The Republican Senatorial Campaign Committee has released a poll of 1,600 Arkansans that it says shows U.S. Sen. Mark Pryor is in trouble in his re-election bid.
I’d be the last to suggest he doesn’t face a tough battle.
But …. The poll says 47 percent will vote Republican in the Senate election regardless of candidate and, surprise, 47 percent also don’t think Mark Pryor should be re-elected.
Elections are about choices, however.
A significant element omitted from this poll is a matchup of Mark Pryor against a Republican candidate.
I’ve mentioned previously that a labor-friendly group has a poll that shows Pryor leading Tom Cotton 43 to 35.
The polls aren’t as dissimilar as either side might lead you to believe. Pryor doesn’t have majority support. Neither does an unnamed (and thus baggage-free) Republican. The fight is for the sliver undecided. That’s my story and I’m sticking with it.
SPEAKING OF TOM COTTON: More today from writers mining the opinion columns Cotton wrote as a Harvard undergraduate. He didn’t like campus radicals much, a good thing, according to a conservative admirer. He seemed to fault Harvard for failing to “tame the barbarians.”
Here’s Tom Cotton, too, on Bill Clinton’s “degeneracy.” In commenting on the Lewinsky affair:
The truth will emerge, and the truth is that Clinton had a sexual relationship with Lewinsky, which of course means that Clinton lied to the American people last Monday when he looked into the camera, stuck out his chin, shook his finger and denied the allegations. When faced with that undeniable reality, Americans must respond in one of two ways.

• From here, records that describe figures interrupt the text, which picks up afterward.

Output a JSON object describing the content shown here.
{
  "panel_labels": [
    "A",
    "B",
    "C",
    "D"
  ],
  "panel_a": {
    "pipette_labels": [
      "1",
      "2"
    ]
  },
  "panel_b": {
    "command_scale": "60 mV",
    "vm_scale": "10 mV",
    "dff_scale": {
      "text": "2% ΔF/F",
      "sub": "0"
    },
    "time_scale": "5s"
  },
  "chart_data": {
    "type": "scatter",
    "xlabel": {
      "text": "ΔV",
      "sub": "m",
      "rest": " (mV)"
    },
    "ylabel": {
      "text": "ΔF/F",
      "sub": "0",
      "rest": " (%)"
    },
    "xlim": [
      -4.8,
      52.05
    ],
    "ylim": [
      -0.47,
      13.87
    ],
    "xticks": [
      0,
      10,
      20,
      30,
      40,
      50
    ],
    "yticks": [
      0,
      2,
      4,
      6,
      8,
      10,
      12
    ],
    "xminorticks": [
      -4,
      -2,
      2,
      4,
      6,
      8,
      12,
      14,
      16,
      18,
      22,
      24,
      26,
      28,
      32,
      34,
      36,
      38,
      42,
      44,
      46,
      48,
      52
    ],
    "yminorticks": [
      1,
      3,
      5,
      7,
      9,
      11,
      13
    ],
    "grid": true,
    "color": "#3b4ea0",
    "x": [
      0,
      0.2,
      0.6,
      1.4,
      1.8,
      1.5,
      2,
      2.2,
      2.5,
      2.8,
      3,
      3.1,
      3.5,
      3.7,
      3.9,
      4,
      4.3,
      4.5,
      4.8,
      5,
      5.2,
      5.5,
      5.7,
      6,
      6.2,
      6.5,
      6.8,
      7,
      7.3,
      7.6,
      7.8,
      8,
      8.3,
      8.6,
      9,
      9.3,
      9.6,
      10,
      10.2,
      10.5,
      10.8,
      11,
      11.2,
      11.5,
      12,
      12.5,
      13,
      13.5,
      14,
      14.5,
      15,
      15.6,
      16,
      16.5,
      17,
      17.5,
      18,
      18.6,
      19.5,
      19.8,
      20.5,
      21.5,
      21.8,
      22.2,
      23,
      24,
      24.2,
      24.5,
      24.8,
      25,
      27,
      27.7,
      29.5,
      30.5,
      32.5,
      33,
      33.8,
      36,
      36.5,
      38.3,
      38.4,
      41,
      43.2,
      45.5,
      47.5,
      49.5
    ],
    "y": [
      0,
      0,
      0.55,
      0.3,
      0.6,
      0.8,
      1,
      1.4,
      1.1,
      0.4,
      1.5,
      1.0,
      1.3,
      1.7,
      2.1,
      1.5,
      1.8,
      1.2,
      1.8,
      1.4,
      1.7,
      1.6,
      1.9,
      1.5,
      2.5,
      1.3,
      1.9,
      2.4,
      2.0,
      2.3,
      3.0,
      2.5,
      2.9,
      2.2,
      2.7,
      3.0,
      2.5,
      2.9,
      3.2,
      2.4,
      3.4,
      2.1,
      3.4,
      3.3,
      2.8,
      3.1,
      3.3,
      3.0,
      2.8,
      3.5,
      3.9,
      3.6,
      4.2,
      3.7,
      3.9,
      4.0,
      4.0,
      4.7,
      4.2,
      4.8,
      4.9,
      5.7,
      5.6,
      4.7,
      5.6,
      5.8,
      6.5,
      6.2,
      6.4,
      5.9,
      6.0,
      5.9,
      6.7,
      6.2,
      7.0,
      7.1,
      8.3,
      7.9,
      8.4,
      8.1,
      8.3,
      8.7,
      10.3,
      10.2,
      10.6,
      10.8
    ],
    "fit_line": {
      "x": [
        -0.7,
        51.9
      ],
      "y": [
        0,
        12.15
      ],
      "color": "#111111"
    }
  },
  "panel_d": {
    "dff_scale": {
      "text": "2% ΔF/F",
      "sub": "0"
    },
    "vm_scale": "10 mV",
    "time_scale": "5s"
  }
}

Clinton may lose his support, which means trouble for him. Or Clinton may retain his support, which means trouble for us. If we continue to ignore Clinton’s degeneracy, the real story then becomes our degeneracy. A self-governing people that cannot make the most obvious and rudimentary moral judgments about such matters and its rulers may not be self-governing much longer.
We do know what choice voters made. And it wasn’t on the side of those who’d take food from the mouths of poor children.
The friendly piece on Cotton’s time at Harvard was prompted by another critical piece in the Daily Caller.
Arkansas Rep. Tom Cotton, who announced this week that he will challenge Democratic Sen. Mark Pryor, attacked alcohol vendors, called for mandatory financial disclosures of campaign donations, favored banning cigarettes, and attacked libertarianism while he was a Harvard student.
In a twice-weekly column for the Harvard Crimson, Cotton — who has been called a “Republican’s dream” by National Review and an “extraordinary figure” by the Weekly Standard — criticized politicians for not doing enough to oppose tobacco and wrote a laudatory 1996 piece praising Bill and Hillary Clinton.